The channels 22-26 provide a positive means of traversing fiber along the axis of the carding cylinder 11, thus eliminating the possibility of fiber remaining in the system for too many cycles. Particularly, the configuration of the upper cover 20 provides a means of positively traversing the fibers along the axis of the carding cylinder 11 without any external assistance.

Claims

We claim:

1. Carding apparatus comprising:

a. a support member;

b. a carding cylinder rotatably mounted on said support member;

c. means for feeding partially opened fibers to the carding cylinder comprising a feed plate and a worker roll rotatably mounted on said support member adjacent and axially parallel to said carding cylinder, said worker roll being provided with a surface which will offer resistance to tufts of fiber being carried by the carding cylinder, said feed plate being located tangentially adjacent the fiber-feed end of the worker roll, said feed plate being so disposed as to present partially opened fibers to the carding cylinder, said carding cylinder and worker roll coacting to separate said partially opened fibers;

d. separate means for rotating said carding cylinder and worker wall; and

e. upper and lower cover means together enclosing substantially all of the periphery of the carding cylinder, each of said cover means having an inner surface adjacent to and contoured to conform to the surface of said carding cylinder, the upper cover means being provided on the surface adjacent the carding cylinder with a plurality of smooth, uniformly spaced, curvilinearly parallel fiber conveying channels disposed axially in a skewed array across said surface to form an interrupted helical screw thread with termini adjacent opposite ends of said upper cover means and with an exit port for separated fibers at one of said termini, said upper cover means coacting with the rotating carding cylinder to convey fibers in a substantially helical path around and across said carding cylinder.

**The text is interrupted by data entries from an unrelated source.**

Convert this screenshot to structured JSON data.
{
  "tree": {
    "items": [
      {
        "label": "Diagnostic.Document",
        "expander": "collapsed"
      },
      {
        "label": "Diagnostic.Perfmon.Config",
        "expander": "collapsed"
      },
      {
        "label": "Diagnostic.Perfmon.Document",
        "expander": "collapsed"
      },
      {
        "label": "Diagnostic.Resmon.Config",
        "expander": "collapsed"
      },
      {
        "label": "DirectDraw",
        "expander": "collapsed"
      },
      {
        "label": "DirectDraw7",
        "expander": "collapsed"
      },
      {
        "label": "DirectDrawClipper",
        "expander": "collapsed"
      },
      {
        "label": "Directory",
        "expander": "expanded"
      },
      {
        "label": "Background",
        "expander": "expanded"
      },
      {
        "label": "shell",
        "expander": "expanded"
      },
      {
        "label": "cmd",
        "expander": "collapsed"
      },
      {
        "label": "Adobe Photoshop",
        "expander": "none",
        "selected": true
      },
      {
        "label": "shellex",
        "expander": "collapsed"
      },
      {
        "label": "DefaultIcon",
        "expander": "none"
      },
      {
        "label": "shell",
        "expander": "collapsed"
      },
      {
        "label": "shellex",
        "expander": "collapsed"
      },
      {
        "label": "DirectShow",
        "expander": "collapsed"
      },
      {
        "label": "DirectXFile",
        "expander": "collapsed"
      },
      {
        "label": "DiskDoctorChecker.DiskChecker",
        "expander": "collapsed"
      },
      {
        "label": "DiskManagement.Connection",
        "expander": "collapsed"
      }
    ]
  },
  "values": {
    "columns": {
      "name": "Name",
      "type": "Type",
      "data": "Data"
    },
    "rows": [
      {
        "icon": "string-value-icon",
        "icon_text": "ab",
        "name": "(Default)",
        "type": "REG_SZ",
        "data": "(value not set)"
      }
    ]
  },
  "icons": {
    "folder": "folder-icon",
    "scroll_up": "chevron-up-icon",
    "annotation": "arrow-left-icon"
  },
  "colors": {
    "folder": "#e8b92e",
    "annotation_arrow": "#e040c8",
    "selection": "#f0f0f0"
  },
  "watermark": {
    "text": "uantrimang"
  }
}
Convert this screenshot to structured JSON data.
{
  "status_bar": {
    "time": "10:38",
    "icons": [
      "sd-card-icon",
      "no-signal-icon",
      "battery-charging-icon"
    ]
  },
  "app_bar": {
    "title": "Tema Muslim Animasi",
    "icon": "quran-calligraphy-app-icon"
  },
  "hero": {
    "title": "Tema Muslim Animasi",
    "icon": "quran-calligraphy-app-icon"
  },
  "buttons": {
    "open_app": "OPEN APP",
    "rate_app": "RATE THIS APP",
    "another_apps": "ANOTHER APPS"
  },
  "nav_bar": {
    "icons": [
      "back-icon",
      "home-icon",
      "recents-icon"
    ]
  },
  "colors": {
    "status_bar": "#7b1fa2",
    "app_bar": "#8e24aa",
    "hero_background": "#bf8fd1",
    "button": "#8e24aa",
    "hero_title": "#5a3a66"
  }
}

2. The apparatus of claim 1 wherein the feed plate comprises a narrow, elongated plate having a flat fiber carrying surface adjacent to and extending past the periphery of the worker roll in the direction of the carding cylinder, said plate having a nose portion terminating adjacent the periphery of the carding cylinder, said worker roll coacting with said plate to urge fibers onto the surface of the carding cylinder.

3. The apparatus of claim 1 wherein the feed plate is located at one end of the carding cylinder and wherein the exit port in the upper cover means is located at its end axially opposite the feed plate.

4. The apparatus of claim 1 wherein the lower cover means is provided with an exit port for discharging trash separated from fibers being carded.